Jiwei Zhao is an assistant professor in the Department of
Biostatistics at the University at Buffalo School of Public Health
and Health Professions.
I've always been curious about how rigorous mathematical modeling can be applied in real applications and used to facilitate an understanding of the underlying black box of the real data. Even more so, I am enthusiastic about how mathematical modeling can be used to move medical research forward and improve the health of people.
My research is data driven and that excites me. For example, longitudinal data with informative observation process can lead to follow up studies with non ignorable dropout. In addition, I am interested in using statistical methods and machine learning techniques to solve problems with missing data, high dimensional data, in causal inference and biased sampling contexts.

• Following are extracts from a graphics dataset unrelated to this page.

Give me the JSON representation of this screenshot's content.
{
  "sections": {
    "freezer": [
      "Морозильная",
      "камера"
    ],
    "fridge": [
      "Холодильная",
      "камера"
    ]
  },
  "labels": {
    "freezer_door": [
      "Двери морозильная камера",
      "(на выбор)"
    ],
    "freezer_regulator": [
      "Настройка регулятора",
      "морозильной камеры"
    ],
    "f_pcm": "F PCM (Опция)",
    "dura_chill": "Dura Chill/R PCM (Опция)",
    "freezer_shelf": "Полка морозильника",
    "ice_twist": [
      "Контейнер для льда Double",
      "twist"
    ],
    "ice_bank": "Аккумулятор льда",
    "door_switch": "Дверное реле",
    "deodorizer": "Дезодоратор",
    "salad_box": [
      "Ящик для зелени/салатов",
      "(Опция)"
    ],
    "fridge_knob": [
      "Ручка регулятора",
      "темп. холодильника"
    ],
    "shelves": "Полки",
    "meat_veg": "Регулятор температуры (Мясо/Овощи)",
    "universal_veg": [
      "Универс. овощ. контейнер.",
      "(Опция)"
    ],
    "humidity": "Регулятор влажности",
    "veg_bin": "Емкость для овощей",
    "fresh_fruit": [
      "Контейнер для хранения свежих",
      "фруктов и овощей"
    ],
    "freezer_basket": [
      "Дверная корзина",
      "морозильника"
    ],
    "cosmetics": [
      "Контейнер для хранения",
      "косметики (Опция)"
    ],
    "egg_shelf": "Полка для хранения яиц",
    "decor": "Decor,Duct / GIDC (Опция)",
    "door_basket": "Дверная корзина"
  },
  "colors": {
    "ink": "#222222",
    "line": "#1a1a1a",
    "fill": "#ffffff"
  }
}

My research has many applicable real world applications. For example, I worked with medical doctors in the UB Department of Orthopaedics on a study to assess whether the treatment of meniscal tears with arthroscopic knee surgery was beneficial to a patient. The WOMAC pain score was used to analyze patient outcomes for a year after surgery. After following patients for one year, the doctors determined that there was a large amount of missing values due to a variety of reasons. Inappropriately addressing the missing values would result in biased results and even incorrect conclusions.
With my expertise in missing data methodology, we were able to show that the common surgical practice of treating meniscal tears does not benefit the patient because patients that did not have the dislodged cartilage removed recovered faster, with less pain and ended up a year later with identical results as if they would have had the surgery.
Since joining UB, there are several accomplishments that I am proud of.
I have worked with my PhD student to establish a novel methodology on variable selection and tuning parameter determination in statistical models under a very flexible missing data mechanism. We have applied our method to patient reported outcomes, commonly seen in biomedical studies, and the results are very promising. We are working on finalizing our procedure into an R package to better disseminate our work.